3.4. Chinese Soap Opera

Occasionally in the afternoon, the team would stop and watch a Chinese soap opera that nobody understood, trying to guess the plot and characters. Unintentional team building that really worked.

4. Carbine: Chocolate vs. the Fun Police

At Carbine, there was a hostile environment — a "fun police" culture where cross-department interaction was discouraged. Tim's countermeasures:

4.1. Chocolate Eating Meetings

Almost daily around 3 PM, Tim would announce he was eating a chocolate bar and invite people to come try a piece. People from all departments — art, programming, design, audio — would stop by for 10 minutes. The magic: a programmer might tell an artist about a new feature, the artist would say "I didn't know about that," and the programmer would say "come by my office, I'll show you." "That was worth the price of a chocolate bar."

4.2. After-Hours D&D and MST3K

Tim played D&D and watched Mystery Science Theater 3000 / RiffTrax after hours, mostly with artists he "wasn't supposed to be talking to." This let people see him outside the distorted picture painted by hostile management, which was "a bit eye-opening for some of them."

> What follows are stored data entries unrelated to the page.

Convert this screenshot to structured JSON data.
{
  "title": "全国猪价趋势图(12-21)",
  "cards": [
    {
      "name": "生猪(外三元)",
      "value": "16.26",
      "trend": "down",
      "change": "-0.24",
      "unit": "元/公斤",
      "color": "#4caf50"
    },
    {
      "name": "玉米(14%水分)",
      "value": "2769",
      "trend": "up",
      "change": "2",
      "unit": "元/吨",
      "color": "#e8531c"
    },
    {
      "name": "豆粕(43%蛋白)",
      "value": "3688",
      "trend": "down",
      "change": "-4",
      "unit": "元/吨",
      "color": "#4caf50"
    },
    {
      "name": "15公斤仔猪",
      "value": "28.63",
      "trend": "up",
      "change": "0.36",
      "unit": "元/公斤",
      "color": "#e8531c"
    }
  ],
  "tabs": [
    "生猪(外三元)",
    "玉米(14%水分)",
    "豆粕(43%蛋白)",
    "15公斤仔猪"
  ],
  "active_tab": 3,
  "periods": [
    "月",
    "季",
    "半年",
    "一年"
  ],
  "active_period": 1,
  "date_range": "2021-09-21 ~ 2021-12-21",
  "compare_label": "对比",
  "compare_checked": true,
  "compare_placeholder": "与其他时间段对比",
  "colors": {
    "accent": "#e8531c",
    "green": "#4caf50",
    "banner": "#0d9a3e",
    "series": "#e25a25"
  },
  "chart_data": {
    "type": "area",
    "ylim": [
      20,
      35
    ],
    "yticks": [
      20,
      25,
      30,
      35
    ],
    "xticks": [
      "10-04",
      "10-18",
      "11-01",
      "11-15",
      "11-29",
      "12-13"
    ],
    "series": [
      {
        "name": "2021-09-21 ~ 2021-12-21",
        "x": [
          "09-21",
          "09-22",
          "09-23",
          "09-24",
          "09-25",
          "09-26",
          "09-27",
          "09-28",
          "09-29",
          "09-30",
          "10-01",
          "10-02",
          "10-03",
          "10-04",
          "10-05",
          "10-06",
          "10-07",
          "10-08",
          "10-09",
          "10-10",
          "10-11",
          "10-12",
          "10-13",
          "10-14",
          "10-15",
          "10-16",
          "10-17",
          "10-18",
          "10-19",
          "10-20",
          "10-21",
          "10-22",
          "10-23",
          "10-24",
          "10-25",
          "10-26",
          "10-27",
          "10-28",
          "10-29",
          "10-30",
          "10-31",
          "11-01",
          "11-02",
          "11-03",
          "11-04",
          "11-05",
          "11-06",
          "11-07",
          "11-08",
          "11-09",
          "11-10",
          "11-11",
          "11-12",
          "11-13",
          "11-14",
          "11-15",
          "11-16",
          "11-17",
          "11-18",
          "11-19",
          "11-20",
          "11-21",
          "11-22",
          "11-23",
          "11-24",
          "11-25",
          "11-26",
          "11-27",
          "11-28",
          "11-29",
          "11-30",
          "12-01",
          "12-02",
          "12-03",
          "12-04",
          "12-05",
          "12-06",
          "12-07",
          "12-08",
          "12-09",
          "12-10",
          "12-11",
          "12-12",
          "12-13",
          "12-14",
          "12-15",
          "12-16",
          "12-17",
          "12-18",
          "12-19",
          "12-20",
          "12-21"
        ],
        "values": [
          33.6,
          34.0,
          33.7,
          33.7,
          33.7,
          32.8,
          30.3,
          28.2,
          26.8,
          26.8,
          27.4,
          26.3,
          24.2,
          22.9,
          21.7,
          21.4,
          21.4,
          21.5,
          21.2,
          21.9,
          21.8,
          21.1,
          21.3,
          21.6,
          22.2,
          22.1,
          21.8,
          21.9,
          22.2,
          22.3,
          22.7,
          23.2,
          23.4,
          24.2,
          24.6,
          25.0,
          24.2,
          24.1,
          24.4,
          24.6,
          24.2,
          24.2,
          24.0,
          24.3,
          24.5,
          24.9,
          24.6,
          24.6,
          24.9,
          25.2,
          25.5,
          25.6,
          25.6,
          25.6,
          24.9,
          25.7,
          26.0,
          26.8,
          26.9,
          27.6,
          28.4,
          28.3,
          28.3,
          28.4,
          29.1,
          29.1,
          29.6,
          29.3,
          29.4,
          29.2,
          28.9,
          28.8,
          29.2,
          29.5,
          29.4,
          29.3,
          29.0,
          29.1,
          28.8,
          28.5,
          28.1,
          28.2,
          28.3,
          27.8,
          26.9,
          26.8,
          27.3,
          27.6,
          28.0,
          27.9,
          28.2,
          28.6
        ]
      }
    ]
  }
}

5. Obsidian: Baked Goods and Outer Worlds

At Obsidian, Tim brought in baked goods (often made by his partner Robert) — blueberry muffins, chocolate cookies, cinnamon bread — and left them in the South Park lounge area. This helped him meet the two-thirds of the company he didn't already know. Later, running The Outer Worlds, he consciously started chocolate eating meetings again and watched the same cross-pollination happen: narrative designers and animators who normally never spoke would discover each other's work and connect.

6. Rankings

Tim's personal ranking of morale boosters:

  1. The dog — "Number one. The dog was very good at getting people to feel quickly like they were part of the team — or from the dog's view, part of the pack."
  2. Chocolate eating meetings — "Very close number two." The most reliable way to get different disciplines talking to each other in a casual, unforced way.

7. Lessons

Tim identifies a key principle from his experience making Temple of Elemental Evil: if your team is making a licensed game, they should experience the source material. Star Wars game? Watch the movies. Tabletop RPG adaptation? Play the tabletop game. This serves both practical education and team cohesion.

The broader lesson: morale improvement works best when it doesn't look like morale improvement. Create low-pressure social spaces, bring food, be present, and let human connection happen naturally.